The problem with institutional ownership is not when the big boys love the stock; the problem is when they all of a sudden don't love it anymore. Institutional ownership can be a two edged sword, knowing how to wield this two edge sword should be an important element in any ones trading strategy.

On one side, when the big boys love a stock, they can support it through the rough times. They can offer a certain amount of liquidity when the individual investor wants to liquidate. And quite frankly, everyone loves to own the stocks the big boys do.

However, on the other side, what happens when the big boys no longer like a particular stock? What happens if a lot of institutional money decides to close a position or take profits? If 30 or more percent of the shareholders decide the investment isn't "working out" and they decide to liquidate their position the price of the stock will ultimately decline.

Another problem with strong institutional ownership occurs during a strong market rally.

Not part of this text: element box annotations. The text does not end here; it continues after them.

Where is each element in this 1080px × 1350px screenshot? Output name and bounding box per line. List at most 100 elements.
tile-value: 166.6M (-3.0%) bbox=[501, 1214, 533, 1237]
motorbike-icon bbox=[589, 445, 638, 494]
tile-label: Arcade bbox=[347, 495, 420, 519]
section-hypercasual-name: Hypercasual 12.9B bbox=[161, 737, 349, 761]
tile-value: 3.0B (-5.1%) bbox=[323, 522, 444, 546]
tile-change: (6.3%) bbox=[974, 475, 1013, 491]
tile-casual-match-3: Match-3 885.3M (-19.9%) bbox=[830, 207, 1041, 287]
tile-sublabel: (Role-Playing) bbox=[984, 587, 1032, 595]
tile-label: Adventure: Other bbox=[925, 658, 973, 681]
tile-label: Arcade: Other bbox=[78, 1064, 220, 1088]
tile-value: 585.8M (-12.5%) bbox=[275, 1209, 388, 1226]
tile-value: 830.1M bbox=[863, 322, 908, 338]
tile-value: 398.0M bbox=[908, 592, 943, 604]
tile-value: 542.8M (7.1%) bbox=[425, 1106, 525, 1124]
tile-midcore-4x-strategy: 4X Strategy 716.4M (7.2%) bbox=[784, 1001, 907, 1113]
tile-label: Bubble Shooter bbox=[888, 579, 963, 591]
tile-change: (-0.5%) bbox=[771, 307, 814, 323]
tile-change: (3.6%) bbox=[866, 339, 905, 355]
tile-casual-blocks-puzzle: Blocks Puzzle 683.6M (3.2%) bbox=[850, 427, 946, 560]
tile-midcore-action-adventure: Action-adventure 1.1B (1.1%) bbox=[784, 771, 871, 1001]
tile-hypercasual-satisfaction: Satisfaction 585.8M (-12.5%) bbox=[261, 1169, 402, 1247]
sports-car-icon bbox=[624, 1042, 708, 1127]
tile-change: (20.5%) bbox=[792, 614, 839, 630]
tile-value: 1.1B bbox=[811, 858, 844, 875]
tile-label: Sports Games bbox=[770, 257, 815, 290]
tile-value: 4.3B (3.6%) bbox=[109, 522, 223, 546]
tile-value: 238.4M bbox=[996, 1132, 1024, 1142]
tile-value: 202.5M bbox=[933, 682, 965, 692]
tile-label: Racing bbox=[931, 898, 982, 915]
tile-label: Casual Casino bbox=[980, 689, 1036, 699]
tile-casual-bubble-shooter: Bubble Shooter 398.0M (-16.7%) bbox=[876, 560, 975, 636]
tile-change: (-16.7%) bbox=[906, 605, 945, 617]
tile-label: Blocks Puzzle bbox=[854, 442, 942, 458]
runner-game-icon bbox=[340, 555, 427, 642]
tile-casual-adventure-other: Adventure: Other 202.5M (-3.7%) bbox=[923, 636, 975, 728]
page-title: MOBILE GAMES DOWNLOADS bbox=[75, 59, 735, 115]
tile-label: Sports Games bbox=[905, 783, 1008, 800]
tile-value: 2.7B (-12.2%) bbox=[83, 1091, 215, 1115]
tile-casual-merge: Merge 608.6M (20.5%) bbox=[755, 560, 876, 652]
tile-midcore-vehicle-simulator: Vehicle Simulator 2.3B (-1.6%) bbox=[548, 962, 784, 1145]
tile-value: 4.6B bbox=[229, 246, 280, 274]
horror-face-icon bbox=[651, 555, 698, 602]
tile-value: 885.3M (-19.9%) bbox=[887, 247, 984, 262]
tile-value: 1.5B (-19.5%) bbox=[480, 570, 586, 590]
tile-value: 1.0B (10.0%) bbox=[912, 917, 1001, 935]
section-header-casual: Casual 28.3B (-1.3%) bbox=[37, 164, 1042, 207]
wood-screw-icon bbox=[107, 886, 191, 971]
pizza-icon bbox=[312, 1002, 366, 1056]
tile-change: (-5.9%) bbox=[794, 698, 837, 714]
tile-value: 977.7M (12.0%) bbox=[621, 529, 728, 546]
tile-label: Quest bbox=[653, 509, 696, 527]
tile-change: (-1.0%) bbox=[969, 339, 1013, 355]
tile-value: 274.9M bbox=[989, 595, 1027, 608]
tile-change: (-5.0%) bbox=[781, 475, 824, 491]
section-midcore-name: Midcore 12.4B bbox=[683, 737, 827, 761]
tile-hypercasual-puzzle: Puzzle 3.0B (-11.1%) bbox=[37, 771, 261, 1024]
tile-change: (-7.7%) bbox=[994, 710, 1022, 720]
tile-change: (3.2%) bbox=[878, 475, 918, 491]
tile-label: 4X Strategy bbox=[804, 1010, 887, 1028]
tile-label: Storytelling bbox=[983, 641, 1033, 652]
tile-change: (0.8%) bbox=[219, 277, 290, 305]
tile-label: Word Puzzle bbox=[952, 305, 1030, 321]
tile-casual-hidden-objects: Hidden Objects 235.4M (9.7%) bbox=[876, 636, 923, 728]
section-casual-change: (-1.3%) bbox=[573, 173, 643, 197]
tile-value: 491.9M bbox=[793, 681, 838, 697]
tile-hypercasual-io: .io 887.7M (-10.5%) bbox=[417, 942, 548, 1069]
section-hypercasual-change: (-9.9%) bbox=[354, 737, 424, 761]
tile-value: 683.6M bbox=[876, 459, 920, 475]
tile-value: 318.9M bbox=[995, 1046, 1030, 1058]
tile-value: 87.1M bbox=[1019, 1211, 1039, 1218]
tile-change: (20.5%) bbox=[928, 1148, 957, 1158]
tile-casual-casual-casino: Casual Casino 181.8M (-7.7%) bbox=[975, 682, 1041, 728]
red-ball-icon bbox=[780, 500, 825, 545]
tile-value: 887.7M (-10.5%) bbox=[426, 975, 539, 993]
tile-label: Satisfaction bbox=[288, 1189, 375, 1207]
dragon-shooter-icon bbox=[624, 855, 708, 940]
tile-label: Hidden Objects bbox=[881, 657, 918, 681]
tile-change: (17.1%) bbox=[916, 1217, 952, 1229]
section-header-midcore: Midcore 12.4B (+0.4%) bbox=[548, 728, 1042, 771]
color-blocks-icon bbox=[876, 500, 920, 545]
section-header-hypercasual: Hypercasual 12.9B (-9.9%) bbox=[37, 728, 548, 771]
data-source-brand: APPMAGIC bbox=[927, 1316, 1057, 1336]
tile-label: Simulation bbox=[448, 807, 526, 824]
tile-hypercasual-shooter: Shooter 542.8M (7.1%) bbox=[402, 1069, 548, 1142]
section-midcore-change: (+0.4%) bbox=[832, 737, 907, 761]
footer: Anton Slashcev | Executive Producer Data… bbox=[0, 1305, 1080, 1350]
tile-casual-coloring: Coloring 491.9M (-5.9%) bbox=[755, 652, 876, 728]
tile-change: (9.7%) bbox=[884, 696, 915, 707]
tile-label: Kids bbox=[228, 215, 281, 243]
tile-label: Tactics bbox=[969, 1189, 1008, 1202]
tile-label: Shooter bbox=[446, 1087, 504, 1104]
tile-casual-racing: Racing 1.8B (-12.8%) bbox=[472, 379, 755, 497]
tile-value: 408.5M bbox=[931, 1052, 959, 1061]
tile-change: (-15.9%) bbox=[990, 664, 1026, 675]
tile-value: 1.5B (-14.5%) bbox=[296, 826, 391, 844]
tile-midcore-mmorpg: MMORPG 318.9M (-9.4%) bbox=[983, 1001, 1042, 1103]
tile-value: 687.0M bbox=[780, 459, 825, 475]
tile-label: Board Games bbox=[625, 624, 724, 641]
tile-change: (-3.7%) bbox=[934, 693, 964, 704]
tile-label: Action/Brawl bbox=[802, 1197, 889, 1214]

When the market is strong and institutions own 60 percent or more of the underlying shares, the stock might not move much during the market rally, simply because the institutions trading strategy focuses on a more "buy and hold" outlook.

Since the majority of the shares are "long term" positions there will be low "trading" activity because the volume of the shares being traded is hindered by the institutional holders. The problem now is when the institutions decide that their "long term" position is not participating in the market rally, because of this, they may decide to pull their investment dollars out of the stock, which isn't moving, and reposition themselves where the action is currently taking place. This sudden liquidation of a "non-performing" stock could be severe to our institutionally owned stock.